If you are anything like me, you hate being taken advantage of financially. I have a low tolerance for individuals or institutions that try to “steal my money” (not literally). You know the ones I am talking about; those who deliver don’t deliver comparable return for the money I surrender. Every time, I realized I am being taken, I try to find a way to level the playing field. To me, it is like I am playing a high stakes poker match, where the winner shapes my financial life. Over the years, I have realized that I have been playing this game with banks, and I have always found ways to beat their system. The first and only time I bounced a check, I stopped. In my defense I had money in my savings. I thought they would take that money to cover the overdraft. At 18 years of age (or 19, cannot remember) I thought that was common sense, but, I guess I was wrong. It made more sense for them to charge the overdraft fee than to help a customer. When I realized that, more often than not, money in large brick and mortar banks do not earn respectable interest rates, I started using internet and smaller community banks. I specifically did business with the ones that gave higher interest rates on short-term savings. Well, the rules of the financial game have changed and now the banks are finding new ways to get your money.
On May 22, 2009, President Obama signed the credit card reform act into law. This new law meant that banks that issue credit cards had to eliminate a number of methods they used to separate you from your money that many law makers felt were unfair. Needless to say, banks are looking for ways to make up for the short fall due to credit card reform act. So, unfortunately for consumers, and worst for business owners, the banks are devising new ways to recover lost revenues. One way banks are doing this is by requiring a minimum balance on all checking accounts (consumer and business) to avoid “service fees”. So this means they want you to leave more of your money with them interest free. I say that is unacceptable, and it is time to fire them. Given the advancements in banking technology, there is no good reason for them to force you to maintain a minimum balance other than increasing shareholders profits.

Given that so many small community banks have met their demise due to the economic downturn, I say you start looking for a credit union.
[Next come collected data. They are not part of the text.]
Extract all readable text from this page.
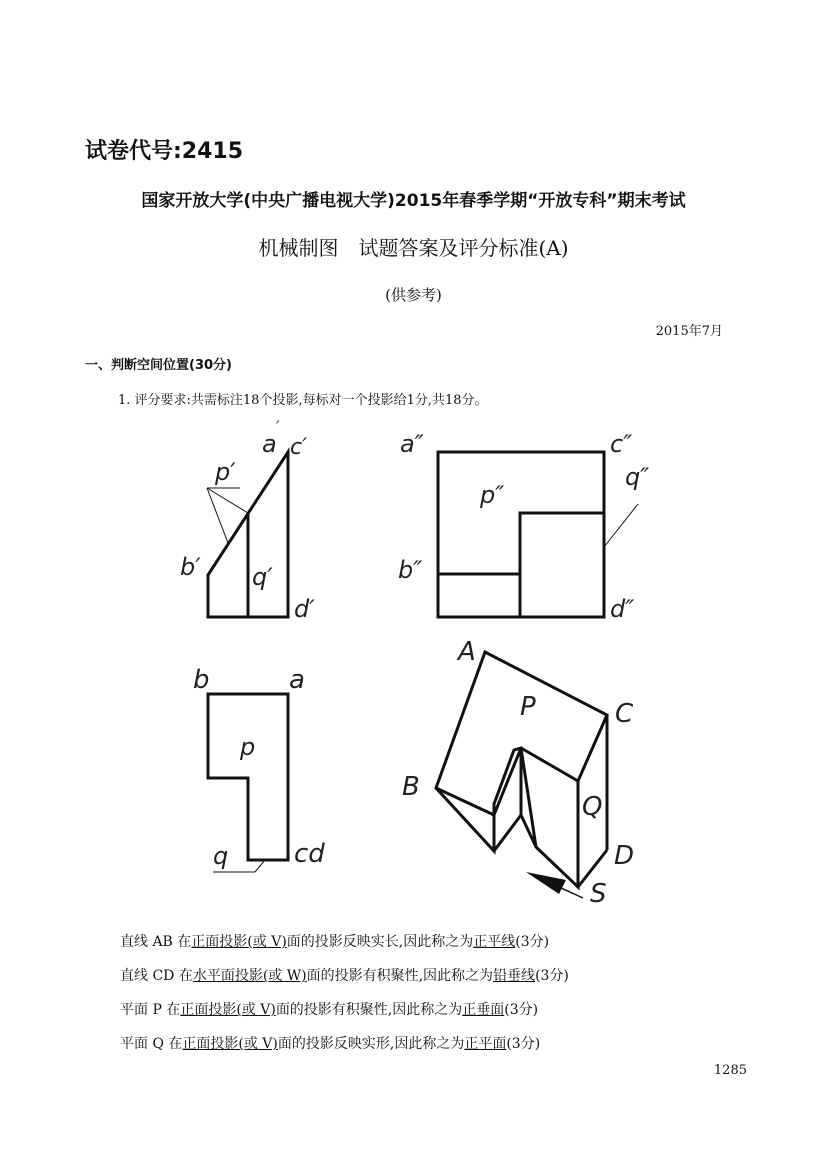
试卷代号:2415
国家开放大学(中央广播电视大学)2015年春季学期“开放专科”期末考试
机械制图　试题答案及评分标准(A)
(供参考)
2015年7月
一、判断空间位置(30分)
1. 评分要求:共需标注18个投影,每标对一个投影给1分,共18分。
a
′
c′
p′
b′ q′
d′
a″	c″
q″
p″
b″
d″
b	a
p
q	cd
A
P	C
B
Q
D
S
直线 AB 在正面投影(或 V)面的投影反映实长,因此称之为正平线(3分)
直线 CD 在水平面投影(或 W)面的投影有积聚性,因此称之为铅垂线(3分)
平面 P 在正面投影(或 V)面的投影有积聚性,因此称之为正垂面(3分)
平面 Q 在正面投影(或 V)面的投影反映实形,因此称之为正平面(3分)
1285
As a member of a credit union, you are the shareholder and the customer at the same time. This means significantly lower fees. There are a few steps you should take before choosing a credit union.

  1. Visit NCUA.gov to see what credit unions you are eligible to join. Also these credit unions will be NCUA insured so your money is protected up to a certain dollar amount (same as FDIC for banks at $250,000).
  2. Because credit unions have less brick and mortar locations than many large banks, consider the methods they have for making deposits and withdrawls. See if they work for your lifestyle. Do not be afraid of using the technology they put in place to make banking easier.
  3. If you use financial software to track your transactions and file taxes, make sure the credit union you use allows for easy download of your data into that software. Check your software for a list of institutions or ask a credit union representative.

I recently fired one bank I had a personal account with and I am in the process of closing a business account with another. I see no reason to give them an interest free loan just to maintain a fee free banking relationship. There is too much technology that makes banking easy and convenient to remain with institutions that continue to devise new methods to take my money.